With this concise, step-by-step guide, Jacobs, an advocate of lifelong learning, uses the spy club she founded at the Free Public Library of Philadelphia to demonstrate how the power of play can turn a public library into an educational learning center where children and teens thrive. 

Representing the Rainbow in Young Adult Literature: LGBTQ+ Content Since 1969 by Christine A. Jenkins & Michael Cart. Rowman & Littlefield. ISBN 9781442278066.

In this in-depth overview of LGBTQ+ YA literature, Jenkins and Cart discuss a mix of broad themes and trends relevant to each decade, from 1969 to 2016, and insightfully analyze significant titles. The authors acknowledge the limitations of their research and, in the conclusion, reestablish their plea for more nuanced representation in the future. 

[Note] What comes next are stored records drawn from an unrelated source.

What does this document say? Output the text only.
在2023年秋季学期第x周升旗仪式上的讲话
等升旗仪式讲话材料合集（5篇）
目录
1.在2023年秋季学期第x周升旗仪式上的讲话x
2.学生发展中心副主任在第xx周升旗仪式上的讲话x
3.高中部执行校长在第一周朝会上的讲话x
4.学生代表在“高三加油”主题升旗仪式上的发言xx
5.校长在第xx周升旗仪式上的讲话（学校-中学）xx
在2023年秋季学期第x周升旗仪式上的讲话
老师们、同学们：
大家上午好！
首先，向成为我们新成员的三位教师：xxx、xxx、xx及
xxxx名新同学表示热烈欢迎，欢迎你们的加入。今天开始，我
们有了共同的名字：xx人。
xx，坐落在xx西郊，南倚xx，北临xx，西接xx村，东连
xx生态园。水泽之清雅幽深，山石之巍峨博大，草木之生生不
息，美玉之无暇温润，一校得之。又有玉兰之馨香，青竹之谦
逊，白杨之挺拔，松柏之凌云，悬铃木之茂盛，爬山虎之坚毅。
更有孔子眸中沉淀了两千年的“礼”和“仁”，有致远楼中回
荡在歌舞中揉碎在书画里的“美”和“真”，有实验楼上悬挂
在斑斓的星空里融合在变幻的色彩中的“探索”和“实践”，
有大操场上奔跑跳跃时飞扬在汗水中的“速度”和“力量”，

Tech-Savvy Reading Promotion: A Toolbox for Librarians and Other Educators by Nancy J. Kane. Libraries Unlimited. ISBN 9781440868504.

With tips on using animation, green screen photography, and more, retired school librarian Keane offers a wealth of tech-related ideas for promoting reading to kids, which easily extend to projects across the curriculum: social studies, social emotional learning, science, and more.

Effective School Librarianship: Successful Professional Practices from Librarians Around the World by Patrick Lo, Heather Rogers, & Dickson K.W. Chiu. Apple Academic. ISBN 9781771886567.

Remember the invigorating jolt of knowledge and enthusiasm that you got when you first attended a professional conference? This international team of authors offer that same exchange of ideas in a two-volume work of interviews with librarians on five different continents, who discuss what inspires them, their challenges, and where they find success.

News Literacy: The Keys to Combating Fake News by Michelle Luhtala & Jacquelyn Whiting. Libraries Unlimited. ISBN 9781440861529.

Luhtala and Whiting argue that fake news and "alternative facts" can hinder educators from instilling strong research skills in students. To tackle this issue, the authors offer useful, succinct, and scaffolded lessons to help middle and high school students become savvy consumers of digital and print media.

The Dark Fantastic: Race and the Imagination from Harry Potter to the Hunger Games by Ebony Elizabeth Thomas. New York University Pr. ISBN 9781479800650.

Thomas synthesizes theory from several disciplines to build her model of "the dark fantastic"—a cycle in which Black female characters are sidelined in mainstream fantasy narratives for young adults. An important work of criticism on an underexamined topic.